International Journal of Computer Applications (0975 - 8887)
Volume 122 - No. 8, July 2015
Spotting Outliers in Large Distributed Datasets using
Cell Density based Approach
A.Rama Satish
Associate Professor, Dept. of CSE
DVR & Dr HS MIC College of Technology
Kanchikacherla,Krishna District,A.P., India
Dr.P.Bala Krishna Prasad
Principal
Eluru College of Engineering & Technology
Eluru , Krishna Distrct, A.P., India
ABSTRACT
Outliers are abnormal instances or observations. Detecting data
outliers is a very important concept in Knowledge data discovery.
Outlier detection has been studied in the context of a large number
of research areas like large distributed systems, data mining,
wireless sensor networks(WSN), health monitoring, environmental
science, statistics, etc., Density based (DB) outlier detection
techniques are robust in detecting outliers.
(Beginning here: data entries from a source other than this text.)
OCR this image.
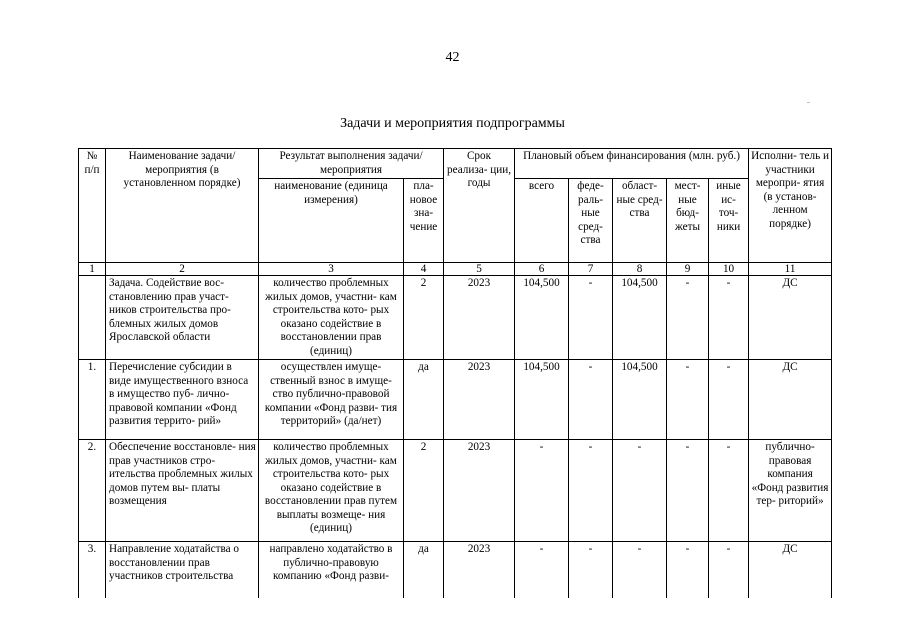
42
Задачи и мероприятия подпрограммы
№ п/п	Наименование задачи/мероприятия (в установленном порядке)	Результат выполнения задачи/мероприятия		Срок реализа- ции, годы	Плановый объем финансирования (млн. руб.)					Исполни- тель и участники меропри- ятия (в установ- ленном порядке)
		наименование (единица измерения)	пла- новое зна- чение		всего	феде- раль- ные сред- ства	област- ные сред- ства	мест- ные бюд- жеты	иные ис- точ- ники	
1	2	3	4	5	6	7	8	9	10	11
	Задача. Содействие вос- становлению прав участ- ников строительства про- блемных жилых домов Ярославской области	количество проблемных жилых домов, участни- кам строительства кото- рых оказано содействие в восстановлении прав (единиц)	2	2023	104,500	-	104,500	-	-	ДС
1.	Перечисление субсидии в виде имущественного взноса в имущество пуб- лично-правовой компании «Фонд развития террито- рий»	осуществлен имуще- ственный взнос в имуще- ство публично-правовой компании «Фонд разви- тия территорий» (да/нет)	да	2023	104,500	-	104,500	-	-	ДС
2.	Обеспечение восстановле- ния прав участников стро- ительства проблемных жилых домов путем вы- платы возмещения	количество проблемных жилых домов, участни- кам строительства кото- рых оказано содействие в восстановлении прав путем выплаты возмеще- ния (единиц)	2	2023	-	-	-	-	-	публично- правовая компания «Фонд развития тер- риторий»
3.	Направление ходатайства о восстановлении прав участников строительства	направлено ходатайство в публично-правовую компанию «Фонд разви-	да	2023	-	-	-	-	-	ДС
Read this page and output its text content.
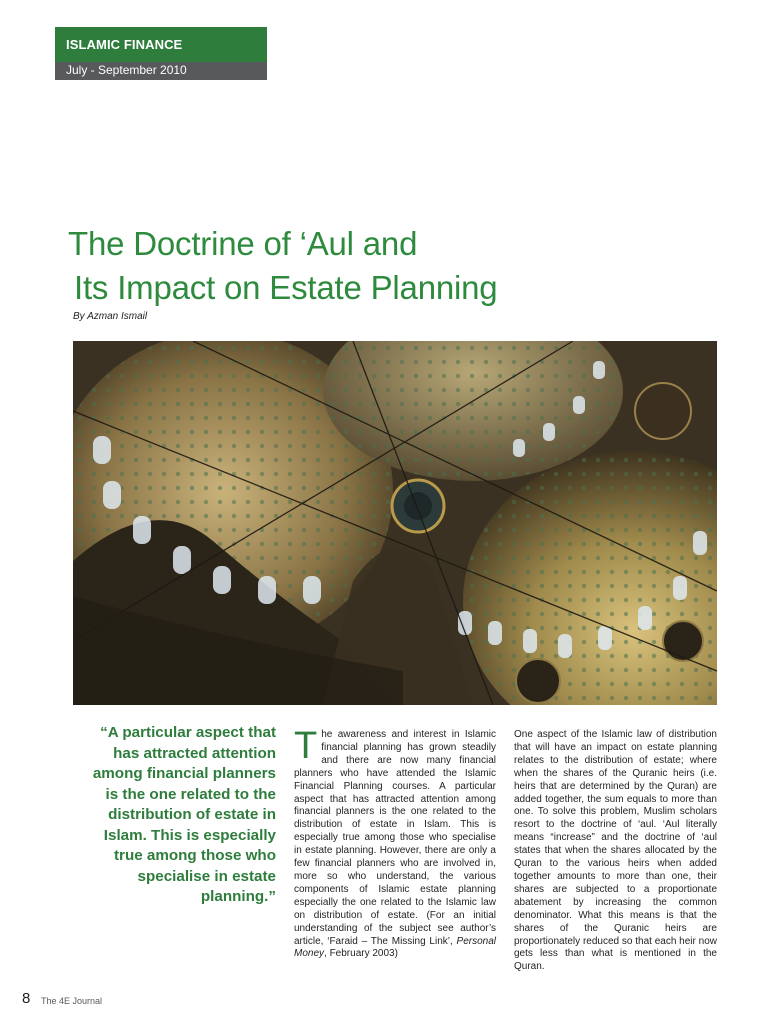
ISLAMIC FINANCE
July - September 2010
The Doctrine of ‘Aul and
Its Impact on Estate Planning
By Azman Ismail
“A particular aspect that has attracted attention among financial planners is the one related to the distribution of estate in Islam. This is especially true among those who specialise in estate planning.”
The awareness and interest in Islamic financial planning has grown steadily and there are now many financial planners who have attended the Islamic Financial Planning courses. A particular aspect that has attracted attention among financial planners is the one related to the distribution of estate in Islam. This is especially true among those who specialise in estate planning. However, there are only a few financial planners who are involved in, more so who understand, the various components of Islamic estate planning especially the one related to the Islamic law on distribution of estate. (For an initial understanding of the subject see author’s article, ‘Faraid – The Missing Link’, Personal Money, February 2003)
One aspect of the Islamic law of distribution that will have an impact on estate planning relates to the distribution of estate; where when the shares of the Quranic heirs (i.e. heirs that are determined by the Quran) are added together, the sum equals to more than one. To solve this problem, Muslim scholars resort to the doctrine of ‘aul. ‘Aul literally means “increase” and the doctrine of ‘aul states that when the shares allocated by the Quran to the various heirs when added together amounts to more than one, their shares are subjected to a proportionate abatement by increasing the common denominator. What this means is that the shares of the Quranic heirs are proportionately reduced so that each heir now gets less than what is mentioned in the Quran.
8 The 4E Journal
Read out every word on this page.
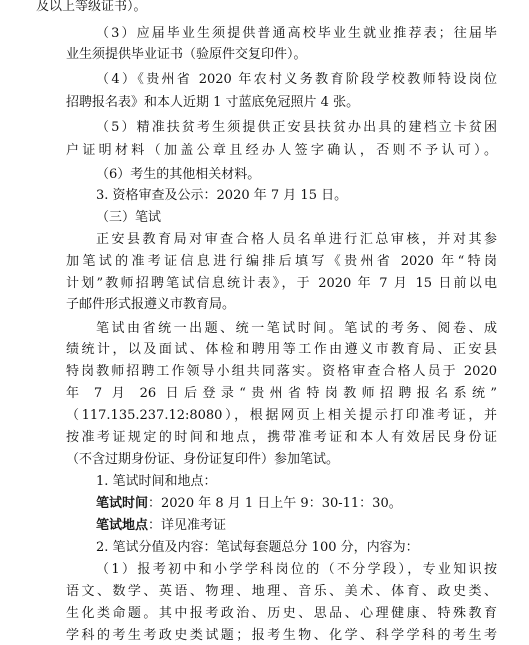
及以上等级证书）。
（3）应届毕业生须提供普通高校毕业生就业推荐表；往届毕
业生须提供毕业证书（验原件交复印件）。
（4）《贵州省 2020 年农村义务教育阶段学校教师特设岗位
招聘报名表》和本人近期 1 寸蓝底免冠照片 4 张。
（5）精准扶贫考生须提供正安县扶贫办出具的建档立卡贫困
户证明材料（加盖公章且经办人签字确认，否则不予认可）。
（6）考生的其他相关材料。
3. 资格审查及公示：2020 年 7 月 15 日。
（三）笔试
正安县教育局对审查合格人员名单进行汇总审核，并对其参
加笔试的准考证信息进行编排后填写《贵州省 2020 年“特岗
计划”教师招聘笔试信息统计表》，于 2020 年 7 月 15 日前以电
子邮件形式报遵义市教育局。
笔试由省统一出题、统一笔试时间。笔试的考务、阅卷、成
绩统计，以及面试、体检和聘用等工作由遵义市教育局、正安县
特岗教师招聘工作领导小组共同落实。资格审查合格人员于 2020
年 7 月 26 日后登录“贵州省特岗教师招聘报名系统”
（117.135.237.12:8080），根据网页上相关提示打印准考证，并
按准考证规定的时间和地点，携带准考证和本人有效居民身份证
（不含过期身份证、身份证复印件）参加笔试。
1. 笔试时间和地点：
笔试时间：2020 年 8 月 1 日上午 9：30-11：30。
笔试地点：详见准考证
2. 笔试分值及内容：笔试每套题总分 100 分，内容为：
（1）报考初中和小学学科岗位的（不分学段），专业知识按
语文、数学、英语、物理、地理、音乐、美术、体育、政史类、
生化类命题。其中报考政治、历史、思品、心理健康、特殊教育
学科的考生考政史类试题；报考生物、化学、科学学科的考生考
In many applications,
too much voluminous distributed data is generating every day.
Finding deviating observations in the large distributed database
rather than in any individual database is not a simple task.
Integrating distributed database cause two major problems. First,
render massive data from different databases. In addition, data
integration may cause violation of data security and leakage of
sensitive information. In this work we propose cell density based
mechanism for outlier detection (CDOD) in large distributed
databases. A centralized detection paradigm is used; it allows
overcoming the expensive data integration and information
leakage. The experimental results show robustness for finding
outliers in large number of databases, instances and attributes.
Keywords
Data Mining, KDD,Large distributed databases, Density based
outlier detection.
1. INTRODUCTION
Outlier detection is great significant research problem in data
mining. This mainly aims to detect a specific number of
data objects that are considerably dissimilar, exceptional and
inconsistent with respect to the majority records in the input
databases[3, 6]. Outliers arise due to machine level errors,
changes in system behaviour, fraudulent behaviour, human errors,
system faults, or simply through natural deviations in populations.
Detection of potential outliers is important for identifying the errors
and removes their contaminating effect on the dataset to make
the data clean for processing. Outlier detection methods can be
classified between univariate methods and multivariate method.
Different approaches are devised based on different assumptions
to detect outliers. The best way of detecting outliers in distributed
databases is global versus local outlier detection approach. All
data objects are considered as reference set in global approaches
but the local approaches contains a (small) subset of data objects.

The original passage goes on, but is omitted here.